Snellere aanpak onbewaakte spoorwegovergangen

woensdag 19 juni 2019
timer 2 min
Het Rijk, gemeenten en provincies willen dat onbewaakte spoorwegovergangen sneller tot het verleden behoren. Deze wens hebben de partijen uitgesproken tijdens een bijeenkomst in Zwolle.
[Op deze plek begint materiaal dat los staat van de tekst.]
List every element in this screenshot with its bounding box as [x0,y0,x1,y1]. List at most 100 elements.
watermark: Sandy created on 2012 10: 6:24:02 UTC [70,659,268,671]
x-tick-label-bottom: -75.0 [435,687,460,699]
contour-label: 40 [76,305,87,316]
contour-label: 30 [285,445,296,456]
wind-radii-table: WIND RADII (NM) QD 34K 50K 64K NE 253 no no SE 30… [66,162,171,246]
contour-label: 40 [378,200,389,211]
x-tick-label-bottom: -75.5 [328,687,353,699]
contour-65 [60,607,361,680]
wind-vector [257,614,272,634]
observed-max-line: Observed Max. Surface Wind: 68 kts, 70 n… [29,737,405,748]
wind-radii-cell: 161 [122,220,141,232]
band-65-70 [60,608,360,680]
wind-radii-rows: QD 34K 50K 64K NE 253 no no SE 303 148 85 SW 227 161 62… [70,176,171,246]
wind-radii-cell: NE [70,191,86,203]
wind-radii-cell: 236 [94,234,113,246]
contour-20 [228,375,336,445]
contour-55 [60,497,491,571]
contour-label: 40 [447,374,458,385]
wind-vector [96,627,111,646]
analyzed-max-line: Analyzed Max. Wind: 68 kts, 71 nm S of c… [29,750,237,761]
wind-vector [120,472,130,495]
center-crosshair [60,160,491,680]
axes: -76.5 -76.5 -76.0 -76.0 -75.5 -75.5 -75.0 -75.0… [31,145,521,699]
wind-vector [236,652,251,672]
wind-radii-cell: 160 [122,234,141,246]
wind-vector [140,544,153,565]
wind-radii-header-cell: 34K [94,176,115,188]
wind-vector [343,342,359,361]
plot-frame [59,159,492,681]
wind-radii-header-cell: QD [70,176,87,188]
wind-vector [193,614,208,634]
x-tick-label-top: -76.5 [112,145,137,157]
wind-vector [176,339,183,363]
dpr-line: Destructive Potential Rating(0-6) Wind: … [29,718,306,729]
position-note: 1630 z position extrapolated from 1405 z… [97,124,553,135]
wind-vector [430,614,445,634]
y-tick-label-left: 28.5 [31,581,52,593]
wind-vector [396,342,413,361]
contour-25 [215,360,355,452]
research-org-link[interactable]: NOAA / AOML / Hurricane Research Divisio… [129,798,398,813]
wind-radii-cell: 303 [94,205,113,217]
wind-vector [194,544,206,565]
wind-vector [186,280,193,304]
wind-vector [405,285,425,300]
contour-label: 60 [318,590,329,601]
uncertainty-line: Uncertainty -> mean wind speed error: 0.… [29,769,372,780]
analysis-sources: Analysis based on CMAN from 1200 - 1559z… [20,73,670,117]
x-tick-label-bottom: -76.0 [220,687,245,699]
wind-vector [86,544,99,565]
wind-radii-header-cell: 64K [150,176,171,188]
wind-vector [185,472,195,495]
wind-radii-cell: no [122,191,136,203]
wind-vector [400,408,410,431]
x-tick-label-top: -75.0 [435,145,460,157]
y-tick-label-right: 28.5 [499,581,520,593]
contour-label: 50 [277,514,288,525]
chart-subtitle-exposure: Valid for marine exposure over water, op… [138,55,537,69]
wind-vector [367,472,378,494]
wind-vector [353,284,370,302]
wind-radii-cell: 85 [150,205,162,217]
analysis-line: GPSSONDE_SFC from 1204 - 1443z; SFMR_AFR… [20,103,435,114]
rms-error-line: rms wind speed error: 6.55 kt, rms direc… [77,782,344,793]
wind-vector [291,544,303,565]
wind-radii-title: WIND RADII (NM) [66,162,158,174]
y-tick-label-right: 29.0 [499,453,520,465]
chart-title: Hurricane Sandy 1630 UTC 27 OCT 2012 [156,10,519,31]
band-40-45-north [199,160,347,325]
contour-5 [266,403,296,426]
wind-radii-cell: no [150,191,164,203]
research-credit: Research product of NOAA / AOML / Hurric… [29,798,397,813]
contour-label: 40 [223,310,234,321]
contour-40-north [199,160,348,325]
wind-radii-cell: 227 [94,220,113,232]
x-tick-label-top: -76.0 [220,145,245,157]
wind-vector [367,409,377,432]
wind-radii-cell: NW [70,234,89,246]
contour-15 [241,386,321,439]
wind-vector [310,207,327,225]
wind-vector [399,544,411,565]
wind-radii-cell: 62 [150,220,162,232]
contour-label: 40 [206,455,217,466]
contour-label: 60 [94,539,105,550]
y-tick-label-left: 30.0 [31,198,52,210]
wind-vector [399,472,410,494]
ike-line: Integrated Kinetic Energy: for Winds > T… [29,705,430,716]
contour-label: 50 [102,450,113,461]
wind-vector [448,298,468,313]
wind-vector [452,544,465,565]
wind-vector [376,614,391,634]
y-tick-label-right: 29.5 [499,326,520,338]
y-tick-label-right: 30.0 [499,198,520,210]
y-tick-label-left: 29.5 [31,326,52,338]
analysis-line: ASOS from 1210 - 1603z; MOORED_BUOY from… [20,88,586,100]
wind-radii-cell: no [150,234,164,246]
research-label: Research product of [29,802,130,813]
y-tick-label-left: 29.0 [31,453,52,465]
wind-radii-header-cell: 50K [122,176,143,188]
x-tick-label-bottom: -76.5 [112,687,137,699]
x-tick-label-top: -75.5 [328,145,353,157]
Onbewaakte spoorwegovergangen zijn spoorwegovergangen die niet voorzien zijn van slagbomen of alarmbellen. 17 procent van deze overgangen staan in de provincie Overijssel. De provincie onderstreepte de ambitie van het kabinet, zoals staatssecretaris Stientje van Veldhoven vorig jaar bekend maakte: uiterlijk in 2023 moeten alle onbewaakte spoorwegovergangen in Nederland aangepakt of opgeheven zijn. 

Onnodig lang

Nederland telt op dit moment nog 128 onbewaakte spoorwegovergangen. Door bestuurlijke processen duurt het aanpakken van de onbeveiligde spoorwegovergange nu nog vaak onnodig lang. Tijdens de bijeenkomst is besproken hoe belanghebbenden succesvol bij de aanpak betrokken kunnen worden en hoe juridische obstakels geslecht kunnen worden. 

Landelijk bemiddelaar

Onlangs stelde de staatssecretaris in Letty Demmers al een landelijk bemiddelaar aan die als belangrijkste opdracht heeft om bestuurlijke processen rondom onbewaakte overwegen waar nodig te versnellen. Spoorbeheerder ProRail heeft een directeur aangesteld die de aanpak hiervan coördineert.
 
Staatssecretaris Van Veldhoven trok eerder al 50 miljoen extra uit voor de aanpak van zowel bewaakte- als onbewaakte overwegen. Door de inzet vanuit het Rijk en decentrale overheden zijn Nederlandse overwegen veel veiliger geworden. Zo nam sinds 2000 het aantal slachtoffers van ongevallen op overwegen al met 70 procent af. Verschillende kabinetten investeerden hier door de jaren heen zo’n 680 miljoen euro in.